5.PİROLİZ 5.1. Piroliz Yöntemleri

5.1.1. Hızlı piroliz

Hızlı piroliz, yavaş piroliz gibi, oksijensiz ortamda biyokütlenin ısıtılmasıdır. Bununla birlikte, yavaş pirolizin aksine, hızlı piroliz, sıvı ürünün üretimini en üst düzeye çıkarmak için çok yüksek ısıtma hızlarında (~1000°C/s), kısa alıkonma sürelerinde gerçekleşir (Raveendran vd., 1996; Yang vd., 2007).

Bu teknoloji, düşük yatırım maliyetleri, yüksek enerji verimliliği ve çevresel kabul edilebilirlik nedeniyle son yıllarda önemli ölçüde gelişmiştir (Laird vd., 2009). Hızlı pirolizde en önemli teknoloji reaktör tasarımıdır. Son on yılda, hızlı ısı transferini gerçekleştirmek için sabit yatak, köpüren akışkan yatak, sirküle akışkan yatak, döner koni reaktör, Auger reaktör ve vakum reaktörlerinde farklı reaktör tasarımları geliştirilmiştir (Zhang vd., 2009a; Zhang vd., 2009b; Isahak vd., 2012).

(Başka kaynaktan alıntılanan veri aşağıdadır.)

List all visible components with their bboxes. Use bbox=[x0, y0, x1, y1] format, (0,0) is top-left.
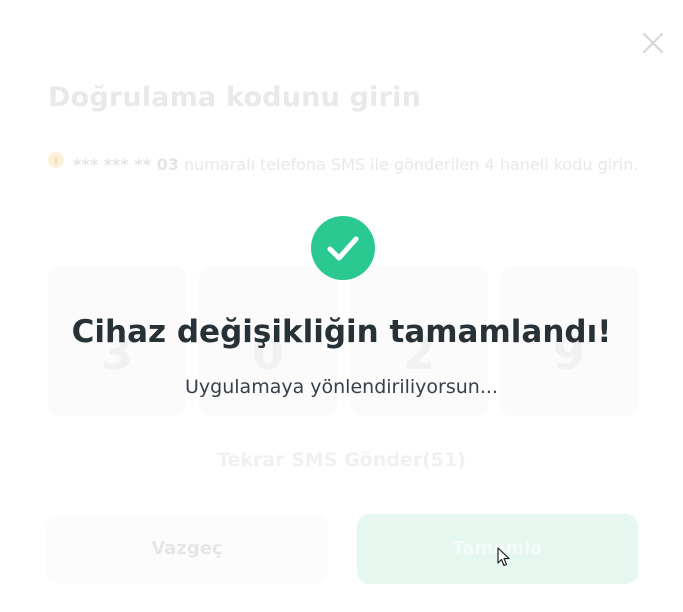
code-digit: 2 bbox=[402, 326, 435, 380]
code-input-2[interactable]: 0 bbox=[199, 266, 337, 416]
masked-phone-number: *** *** ** 03 bbox=[73, 155, 179, 174]
resend-countdown: (51) bbox=[422, 449, 466, 471]
close-button[interactable] bbox=[640, 30, 666, 56]
code-digit: 9 bbox=[552, 326, 585, 380]
close-icon bbox=[642, 32, 664, 54]
code-input-4[interactable]: 9 bbox=[500, 266, 638, 416]
info-text: *** *** ** 03 numaralı telefona SMS ile … bbox=[73, 148, 643, 181]
modal-title: Doğrulama kodunu girin bbox=[48, 82, 422, 113]
info-icon bbox=[48, 152, 64, 168]
code-input-1[interactable]: 3 bbox=[48, 266, 186, 416]
code-digit: 3 bbox=[100, 326, 133, 380]
cancel-button[interactable]: Vazgeç bbox=[46, 514, 328, 584]
code-digit: 0 bbox=[251, 326, 284, 380]
mouse-cursor-icon bbox=[497, 547, 511, 567]
code-input-3[interactable]: 2 bbox=[350, 266, 488, 416]
verification-modal: Doğrulama kodunu girin *** *** ** 03 num… bbox=[0, 0, 683, 612]
resend-sms-link[interactable]: Tekrar SMS Gönder(51) bbox=[0, 449, 683, 471]
info-description: numaralı telefona SMS ile gönderilen 4 h… bbox=[178, 155, 639, 174]
resend-label: Tekrar SMS Gönder bbox=[217, 449, 423, 471]
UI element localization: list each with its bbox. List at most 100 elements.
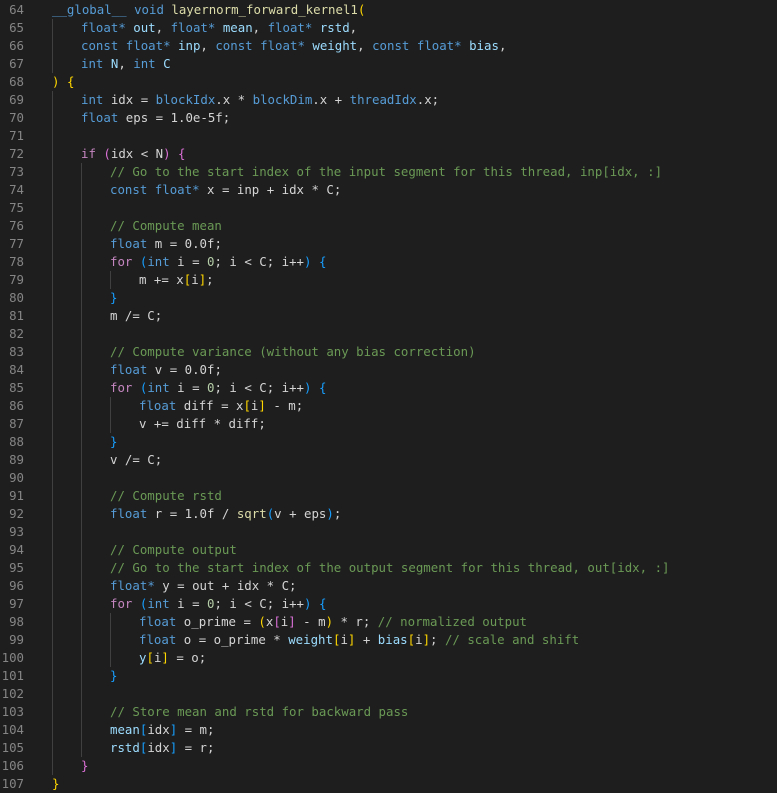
- code-text: rstd[idx] = r;: [110, 739, 214, 757]
- code-token: // Compute rstd: [110, 488, 222, 503]
- code-token: inp: [178, 38, 201, 53]
- code-line[interactable]: 76 // Compute mean: [0, 217, 777, 235]
- code-line[interactable]: 65 float* out, float* mean, float* rstd,: [0, 19, 777, 37]
- indent-guide: [81, 235, 82, 253]
- code-token: // Compute variance (without any bias co…: [110, 344, 476, 359]
- line-number: 65: [9, 20, 24, 35]
- indent-guide: [81, 721, 82, 739]
- line-number: 102: [1, 686, 24, 701]
- code-token: C: [163, 56, 171, 71]
- code-line[interactable]: 69 int idx = blockIdx.x * blockDim.x + th…: [0, 91, 777, 109]
- code-token: rstd: [110, 740, 140, 755]
- indent-guide: [52, 217, 53, 235]
- indent-guide: [81, 577, 82, 595]
- code-token: float: [260, 38, 298, 53]
- code-line[interactable]: 103 // Store mean and rstd for backward p…: [0, 703, 777, 721]
- code-line[interactable]: 100 y[i] = o;: [0, 649, 777, 667]
- line-number: 79: [9, 272, 24, 287]
- code-line[interactable]: 68) {: [0, 73, 777, 91]
- code-line[interactable]: 94 // Compute output: [0, 541, 777, 559]
- code-line[interactable]: 75: [0, 199, 777, 217]
- code-token: * r;: [333, 614, 378, 629]
- code-text: ) {: [52, 73, 74, 91]
- code-token: i: [191, 272, 199, 287]
- code-line[interactable]: 107}: [0, 775, 777, 793]
- code-line[interactable]: 86 float diff = x[i] - m;: [0, 397, 777, 415]
- code-line[interactable]: 91 // Compute rstd: [0, 487, 777, 505]
- code-text: float* out, float* mean, float* rstd,: [81, 19, 357, 37]
- code-line[interactable]: 83 // Compute variance (without any bias …: [0, 343, 777, 361]
- code-token: m += x: [139, 272, 184, 287]
- code-line[interactable]: 93: [0, 523, 777, 541]
- code-token: v /= C;: [110, 452, 163, 467]
- code-line[interactable]: 67 int N, int C: [0, 55, 777, 73]
- code-token: float: [139, 632, 177, 647]
- line-number: 105: [1, 740, 24, 755]
- line-number: 96: [9, 578, 24, 593]
- indent-guide: [81, 613, 82, 631]
- line-number: 85: [9, 380, 24, 395]
- line-number: 75: [9, 200, 24, 215]
- code-text: // Compute mean: [110, 217, 222, 235]
- line-number: 69: [9, 92, 24, 107]
- code-token: ]: [422, 632, 431, 647]
- code-line[interactable]: 98 float o_prime = (x[i] - m) * r; // nor…: [0, 613, 777, 631]
- code-token: void: [134, 2, 164, 17]
- code-line[interactable]: 95 // Go to the start index of the output…: [0, 559, 777, 577]
- code-token: float: [416, 38, 455, 53]
- code-editor[interactable]: 64 __global__ void layernorm_forward_kern…: [0, 0, 777, 793]
- code-line[interactable]: 82: [0, 325, 777, 343]
- code-line[interactable]: 72 if (idx < N) {: [0, 145, 777, 163]
- code-token: [: [243, 398, 251, 413]
- line-number: 89: [9, 452, 24, 467]
- code-line[interactable]: 77 float m = 0.0f;: [0, 235, 777, 253]
- code-token: y = out + idx * C;: [154, 578, 297, 593]
- code-line[interactable]: 87 v += diff * diff;: [0, 415, 777, 433]
- code-line[interactable]: 88}: [0, 433, 777, 451]
- indent-guide: [81, 649, 82, 667]
- indent-guide: [81, 379, 82, 397]
- code-line[interactable]: 80}: [0, 289, 777, 307]
- code-line[interactable]: 105 rstd[idx] = r;: [0, 739, 777, 757]
- code-token: ): [325, 614, 334, 629]
- code-text: int N, int C: [81, 55, 171, 73]
- code-line[interactable]: 74 const float* x = inp + idx * C;: [0, 181, 777, 199]
- code-line[interactable]: 106}: [0, 757, 777, 775]
- indent-guide: [81, 271, 82, 289]
- code-line[interactable]: 92 float r = 1.0f / sqrt(v + eps);: [0, 505, 777, 523]
- code-line[interactable]: 66 const float* inp, const float* weight,…: [0, 37, 777, 55]
- code-token: idx =: [103, 92, 156, 107]
- code-token: ]: [288, 614, 296, 629]
- code-line[interactable]: 101}: [0, 667, 777, 685]
- indent-guide: [110, 271, 111, 289]
- code-line[interactable]: 81 m /= C;: [0, 307, 777, 325]
- code-line[interactable]: 71: [0, 127, 777, 145]
- code-token: i =: [169, 254, 208, 269]
- code-line[interactable]: 73 // Go to the start index of the input …: [0, 163, 777, 181]
- indent-guide: [52, 577, 53, 595]
- code-text: y[i] = o;: [139, 649, 206, 667]
- code-line[interactable]: 102: [0, 685, 777, 703]
- line-number: 67: [9, 56, 24, 71]
- code-line[interactable]: 96 float* y = out + idx * C;: [0, 577, 777, 595]
- code-text: }: [110, 667, 117, 685]
- code-line[interactable]: 90: [0, 469, 777, 487]
- code-line[interactable]: 97 for (int i = 0; i < C; i++) {: [0, 595, 777, 613]
- code-line[interactable]: 99 float o = o_prime * weight[i] + bias[i…: [0, 631, 777, 649]
- code-line[interactable]: 89 v /= C;: [0, 451, 777, 469]
- code-line[interactable]: 70 float eps = 1.0e-5f;: [0, 109, 777, 127]
- code-token: bias: [377, 632, 408, 647]
- code-line[interactable]: 78 for (int i = 0; i < C; i++) {: [0, 253, 777, 271]
- code-line[interactable]: 84 float v = 0.0f;: [0, 361, 777, 379]
- indent-guide: [52, 361, 53, 379]
- code-line[interactable]: 79 m += x[i];: [0, 271, 777, 289]
- indent-guide: [52, 523, 53, 541]
- indent-guide: [52, 19, 53, 37]
- code-line[interactable]: 85 for (int i = 0; i < C; i++) {: [0, 379, 777, 397]
- indent-guide: [52, 505, 53, 523]
- code-line[interactable]: 64 __global__ void layernorm_forward_kern…: [0, 1, 777, 19]
- indent-guide: [52, 235, 53, 253]
- code-line[interactable]: 104 mean[idx] = m;: [0, 721, 777, 739]
- indent-guide: [52, 325, 53, 343]
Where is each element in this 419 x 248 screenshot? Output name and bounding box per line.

Teknolojinin seçimi ve sıvı ürün kalitesi, hammadde, reaksiyon sıcaklığı/süresi, ham maddenin partikül büyüklüğü, uçucuların kalma süresi, ısı transfer hızı ve besleme hızı gibi birçok parametreden etkilenir (Zhang vd., 2019a).

5.1.2. Ani piroliz

Ani piroliz işleminde, reaksiyon süresi çok yüksek bir ısıtma hızı ve küçük partikül boyutu ile birkaç saniyede gerçekleşir ve birincil ürün sentez gazıdır (Saber vd., 2016).

5.1.3. Yavaş piroliz

Yavaş piroliz genellikle düşük reaksiyon sıcaklığı, ısıtma hızı ve az miktarda sıvı ürün üreten uzun bir kalma süresinde gerçekleştirilir (Saber vd., 2016). Odun, turba, maden kömürü gibi organik maddeler havasız ortamda ve sabit yatak reaktörlerde, 300ºC civarındaki sıcaklıklarda, uzun ısıtma zamanlarında katı ve sıvı ürünlere dönüştürülürler (Şensöz, 2003; Yorgun vd., 2011).